В: А вот Олег Кулик говорит, что может…
О: Артели иконописные тоже так считают и изготавливают в день по десятку икон, но это плохо. И наш сокуратор отец Федор Котрелев разделяет мнение, что современным художникам нужно поручать писать новые иконы. Или есть такой коллекционер Виктор Бондаренко, который думает, что нужно изготавливать лазерные иконы с видеоэкранами и так далее. Мне кажется, что это бред. По крайней мере я принципиально разделяю иконопись и современное искусство. Конечно, если человек посвящает себя иконописи и берет на себя ответственность создавать новый образ, это его дело, но лично мне христианство в современном искусстве интересно как религиозная философия, визуальное богословие. А иллюстративность в искусстве мне неинтересна. Неинтересны художники, которые переписывают иконы в модернистском стиле или по-новому иллюстрируют Евангелие.

В: Ваши работы ведь скорее светские…
О: Да, конечно. И, делая выставку в храме, я отнюдь не полагаю, что отныне все выставки должны делаться только в храмах. Это художественная акция, направленная на привлечение внимания к проблеме. У нас очень мало храмов, которые имеют какие-то пространства для выставок, но есть выставочные залы и галереи. Не нужно смешивать искусство и религию.
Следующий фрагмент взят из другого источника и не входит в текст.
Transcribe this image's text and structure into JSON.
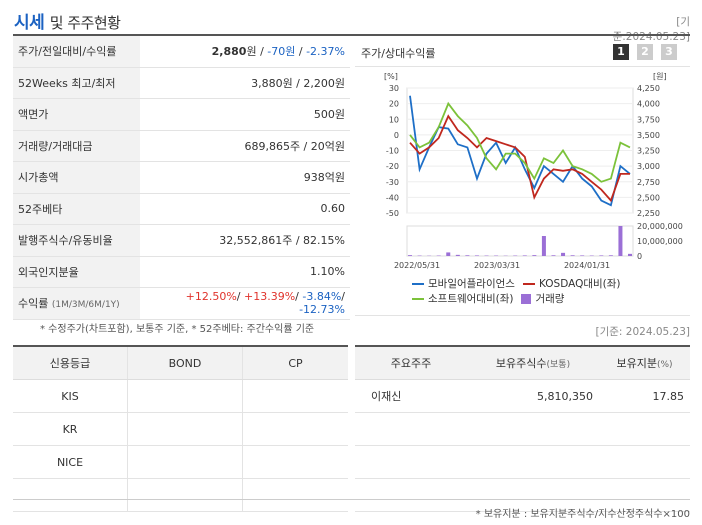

В: Возможен ли в принципе дигитальный образ?
О: Я считаю, что да. Есть масса случаев мироточения типографски размноженных репродукций икон. Солдаты, которые были в Чечне и в Афгане, часто рассказывают, что хранили у себя такие репродукции, и они помогали. Какая разница, что является носителем репродукции. Это может быть и экран монитора, и проекция.

В: А у вас на десктопе какая заставка?
О: На мониторе у меня давно есть образ, и он работает, я считаю.

В: Вас можно назвать религиозным художником?
О: Мне бы хотелось, чтобы обо мне так думали. Хотя не знаю, достоин ли я этого. В принципе любое современное искусство религиозно. Вопрос только в характере этой веры. А что любой художник верующий — это точно.

В: Но вы пришли к вере не сразу?
О: Я крестился в 1983 году, сам. Отец у меня ярый коммунист, и в семье традиции не было. Но я очень долго не мог воцерковиться, у меня в принципе даже не было такой идеи. Только к концу 2000-х я стал об этом думать. В церковь я пришел через культуру, очень медленно и без каких-то скачков и стрессов. Сначала я просто был абстрактно верующим, изучал религиозную философию. Идея была попробовать объединить этику и эстетику, отсюда я пришел к христианству.

В: Как вы представляете дальнейшее сотрудничество с церковью?
О: В Европе диалог церкви и современного искусства, несмотря на всю его сложность в ХХ веке, не прерывался никогда. Там есть разветвленная сеть религиозных центров современного искусства. Я сотрудничаю с несколькими из них. И эти центры мне очень нравятся. Ими руководят университетские профессора, они делают очень хорошие выставки, актуальные и религиозные в то же время. Общество интересуется этим. Я бы хотел открыть в Москве центр современного христианского искусства и там делать выставки.